Boolean or Integer for comparison

  • We have a field that can hold either a Boolean "True/False" value or an integer "0/1" value (we haven't decided yet which way to go).

    When making a comparison using t-sql is it faster to use the Boolean approach or the integer approach? (Obviously a loaded question)

    TIA,

    Bill

  • When you say Boolean, you mean BIT? (1 / 0)

    There is bot true / false field as such.

    I would imagine a BIT would be faster than a INT field.

    Cheers,

    Crispin

    Cheers,CrispinI can't die, there are too many people who still have to meet me!It's not a bug, SQL just misunderstood me!

  • Hi,

    the boolean true/false values are different representation of 1 or 0. I don't think there are significant performance differences between an integer and a bit. The bit field might be a tick faster. And takes less disk space, if that's an issue.

    Cheers,

    Frank

    --
    Frank Kalis
    Microsoft SQL Server MVP
    Webmaster: http://www.insidesql.org/blogs
    My blog: http://www.insidesql.org/blogs/frankkalis/[/url]

  • Hi,

    I think the BIT option would be faster, not sure by how much though.

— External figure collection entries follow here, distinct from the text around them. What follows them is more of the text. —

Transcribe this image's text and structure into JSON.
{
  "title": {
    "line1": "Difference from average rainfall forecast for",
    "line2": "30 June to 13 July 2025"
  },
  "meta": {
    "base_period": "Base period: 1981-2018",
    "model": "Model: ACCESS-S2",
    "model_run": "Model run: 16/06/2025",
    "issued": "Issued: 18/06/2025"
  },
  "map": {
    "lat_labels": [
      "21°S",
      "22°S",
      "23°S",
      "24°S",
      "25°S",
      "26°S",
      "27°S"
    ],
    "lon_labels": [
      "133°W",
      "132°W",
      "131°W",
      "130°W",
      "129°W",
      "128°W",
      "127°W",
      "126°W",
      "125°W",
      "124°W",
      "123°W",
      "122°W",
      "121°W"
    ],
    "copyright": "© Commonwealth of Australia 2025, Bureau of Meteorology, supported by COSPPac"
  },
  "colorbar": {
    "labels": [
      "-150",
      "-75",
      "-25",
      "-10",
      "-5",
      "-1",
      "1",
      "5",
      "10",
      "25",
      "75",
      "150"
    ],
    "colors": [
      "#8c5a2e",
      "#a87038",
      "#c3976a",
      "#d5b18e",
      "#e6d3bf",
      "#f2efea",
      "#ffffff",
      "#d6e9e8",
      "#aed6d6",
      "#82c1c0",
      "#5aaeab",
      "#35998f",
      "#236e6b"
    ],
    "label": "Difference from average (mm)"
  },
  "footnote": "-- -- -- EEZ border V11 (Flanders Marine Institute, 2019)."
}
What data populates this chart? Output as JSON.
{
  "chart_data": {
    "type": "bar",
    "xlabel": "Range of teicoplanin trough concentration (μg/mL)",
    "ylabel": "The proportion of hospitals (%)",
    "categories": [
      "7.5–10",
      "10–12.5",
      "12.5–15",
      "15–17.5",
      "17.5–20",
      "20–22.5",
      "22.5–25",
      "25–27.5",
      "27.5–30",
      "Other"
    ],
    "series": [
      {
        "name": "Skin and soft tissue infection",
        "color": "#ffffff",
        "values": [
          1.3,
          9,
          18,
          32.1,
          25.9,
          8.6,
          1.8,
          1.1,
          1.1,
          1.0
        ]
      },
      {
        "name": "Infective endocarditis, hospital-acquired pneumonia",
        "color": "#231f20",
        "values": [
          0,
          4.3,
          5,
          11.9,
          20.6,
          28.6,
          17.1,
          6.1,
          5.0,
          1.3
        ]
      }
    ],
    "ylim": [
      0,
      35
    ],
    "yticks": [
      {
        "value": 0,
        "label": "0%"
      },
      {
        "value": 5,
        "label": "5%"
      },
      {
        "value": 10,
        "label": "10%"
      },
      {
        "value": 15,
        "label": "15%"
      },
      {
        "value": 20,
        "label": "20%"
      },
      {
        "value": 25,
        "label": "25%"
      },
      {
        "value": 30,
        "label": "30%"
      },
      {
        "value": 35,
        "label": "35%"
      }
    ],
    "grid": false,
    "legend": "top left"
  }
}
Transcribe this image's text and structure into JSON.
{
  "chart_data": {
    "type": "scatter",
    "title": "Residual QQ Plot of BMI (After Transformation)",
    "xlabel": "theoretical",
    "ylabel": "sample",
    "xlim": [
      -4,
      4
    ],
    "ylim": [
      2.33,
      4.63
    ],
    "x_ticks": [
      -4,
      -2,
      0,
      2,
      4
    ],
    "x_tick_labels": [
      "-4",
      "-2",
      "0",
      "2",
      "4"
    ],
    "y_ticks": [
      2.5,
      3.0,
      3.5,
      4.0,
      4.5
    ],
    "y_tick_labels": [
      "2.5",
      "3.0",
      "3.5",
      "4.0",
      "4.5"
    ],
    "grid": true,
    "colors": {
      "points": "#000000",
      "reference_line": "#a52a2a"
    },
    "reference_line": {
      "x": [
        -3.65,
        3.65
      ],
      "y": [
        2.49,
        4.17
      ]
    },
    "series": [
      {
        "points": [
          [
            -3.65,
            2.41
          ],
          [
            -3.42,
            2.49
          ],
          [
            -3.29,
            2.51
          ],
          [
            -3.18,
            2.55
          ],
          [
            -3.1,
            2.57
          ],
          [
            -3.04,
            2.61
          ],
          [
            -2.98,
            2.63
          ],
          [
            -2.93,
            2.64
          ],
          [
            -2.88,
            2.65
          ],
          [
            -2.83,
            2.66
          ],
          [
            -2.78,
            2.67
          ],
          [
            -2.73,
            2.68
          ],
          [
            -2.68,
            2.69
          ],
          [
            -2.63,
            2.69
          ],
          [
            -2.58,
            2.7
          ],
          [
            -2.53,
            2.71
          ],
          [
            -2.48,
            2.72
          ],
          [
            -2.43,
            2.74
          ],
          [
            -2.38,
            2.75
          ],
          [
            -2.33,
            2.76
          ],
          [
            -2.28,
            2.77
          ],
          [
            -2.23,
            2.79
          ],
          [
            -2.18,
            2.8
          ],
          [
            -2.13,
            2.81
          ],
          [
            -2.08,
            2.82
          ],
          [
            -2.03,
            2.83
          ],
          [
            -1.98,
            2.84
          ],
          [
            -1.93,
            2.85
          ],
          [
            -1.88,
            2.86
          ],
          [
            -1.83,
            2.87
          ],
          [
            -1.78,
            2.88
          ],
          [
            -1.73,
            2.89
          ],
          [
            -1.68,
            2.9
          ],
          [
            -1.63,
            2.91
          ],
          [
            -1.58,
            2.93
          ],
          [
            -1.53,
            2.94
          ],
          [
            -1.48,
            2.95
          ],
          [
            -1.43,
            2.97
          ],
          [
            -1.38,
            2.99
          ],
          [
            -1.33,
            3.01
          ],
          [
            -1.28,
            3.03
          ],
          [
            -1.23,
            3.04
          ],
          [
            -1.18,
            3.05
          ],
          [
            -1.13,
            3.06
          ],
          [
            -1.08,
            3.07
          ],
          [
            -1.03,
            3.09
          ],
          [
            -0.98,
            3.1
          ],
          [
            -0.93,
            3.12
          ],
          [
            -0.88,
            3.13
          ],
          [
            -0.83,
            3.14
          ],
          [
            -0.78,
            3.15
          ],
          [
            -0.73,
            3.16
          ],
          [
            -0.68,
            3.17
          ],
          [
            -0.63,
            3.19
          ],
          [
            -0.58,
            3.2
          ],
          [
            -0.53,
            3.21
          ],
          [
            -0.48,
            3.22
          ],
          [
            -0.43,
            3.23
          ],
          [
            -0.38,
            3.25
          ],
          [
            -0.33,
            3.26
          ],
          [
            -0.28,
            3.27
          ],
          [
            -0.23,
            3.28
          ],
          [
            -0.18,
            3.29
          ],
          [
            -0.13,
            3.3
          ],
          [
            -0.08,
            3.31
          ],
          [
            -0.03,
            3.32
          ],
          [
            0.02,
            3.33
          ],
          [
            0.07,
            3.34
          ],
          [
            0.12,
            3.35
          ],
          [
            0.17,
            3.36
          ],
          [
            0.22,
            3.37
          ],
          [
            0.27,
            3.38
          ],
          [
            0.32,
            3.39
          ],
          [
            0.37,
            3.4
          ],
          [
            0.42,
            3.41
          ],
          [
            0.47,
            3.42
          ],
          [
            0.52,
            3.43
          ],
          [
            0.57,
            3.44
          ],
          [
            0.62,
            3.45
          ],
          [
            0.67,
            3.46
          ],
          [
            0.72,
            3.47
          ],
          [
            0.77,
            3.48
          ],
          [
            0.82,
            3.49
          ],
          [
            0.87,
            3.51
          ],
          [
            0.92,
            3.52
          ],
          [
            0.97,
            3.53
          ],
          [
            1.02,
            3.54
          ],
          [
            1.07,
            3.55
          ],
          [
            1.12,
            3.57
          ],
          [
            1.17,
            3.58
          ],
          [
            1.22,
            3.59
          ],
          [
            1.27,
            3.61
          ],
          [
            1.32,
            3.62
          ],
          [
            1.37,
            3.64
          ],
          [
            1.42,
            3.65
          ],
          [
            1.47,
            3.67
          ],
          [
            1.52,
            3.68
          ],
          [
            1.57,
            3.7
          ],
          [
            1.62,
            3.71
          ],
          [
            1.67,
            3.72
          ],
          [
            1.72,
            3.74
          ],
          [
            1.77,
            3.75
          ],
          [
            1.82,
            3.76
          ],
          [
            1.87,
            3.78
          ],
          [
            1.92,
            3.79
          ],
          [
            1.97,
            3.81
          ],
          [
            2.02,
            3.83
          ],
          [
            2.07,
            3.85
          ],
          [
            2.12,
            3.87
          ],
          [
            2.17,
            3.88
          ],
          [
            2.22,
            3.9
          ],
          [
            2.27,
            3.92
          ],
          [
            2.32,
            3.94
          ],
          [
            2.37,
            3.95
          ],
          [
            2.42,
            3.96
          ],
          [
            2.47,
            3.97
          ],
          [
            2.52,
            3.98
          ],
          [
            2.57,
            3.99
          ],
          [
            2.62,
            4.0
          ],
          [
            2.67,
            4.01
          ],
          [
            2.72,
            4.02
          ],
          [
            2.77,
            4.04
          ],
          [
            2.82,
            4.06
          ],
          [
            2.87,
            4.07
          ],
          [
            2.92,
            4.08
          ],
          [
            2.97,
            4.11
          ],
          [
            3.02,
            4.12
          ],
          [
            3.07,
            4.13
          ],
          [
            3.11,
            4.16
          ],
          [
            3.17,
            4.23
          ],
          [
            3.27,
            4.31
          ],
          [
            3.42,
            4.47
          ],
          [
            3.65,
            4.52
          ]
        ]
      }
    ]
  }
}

    When comparing two BITs you are literally comparing at a Bit level - value A (0 or 1) compared against value B (0 or 1). When comparing two INTs you have to pattern match the 32 bits (as an INT is represented by 4 Bytes) that represent an ineteger value of 0 or 1.

    There would also be a fair amount of space saved as an INT needs 4 Bytes whereas a BIT needs 1 Byte (taken up by your first BIT, but the next seven BITS used within the containg data table would use the seven free slots remaing).

    Cheers,

    Alan.

  • Overall the performance should be the same but you are wasting 3 bytes per row of data so always use the simplest value. If you think you may expand the value beyond ture and false then consider using tinyint (can be 0-255) but otherwise use simplest whichs is bit. Also, keep in mind, do not bother with an index on the column, that is an additional waste.

  • Bear in mind on SQL7 you 'Cannot group by a bit column', don't know about 2000 though. You would have convert it or use case to do it.

    Far away is close at hand in the images of elsewhere.
    Anon.

  • We always use TINYINT. Probably a result of version 6.5 handling of the BIT datatype which had problems allowing further changes to the data structure. I agree with Antares - we too often find that what was True/False yesterday has a "maybe" value today.

    I've never run a performance test and am not qualified to tell you which is faster.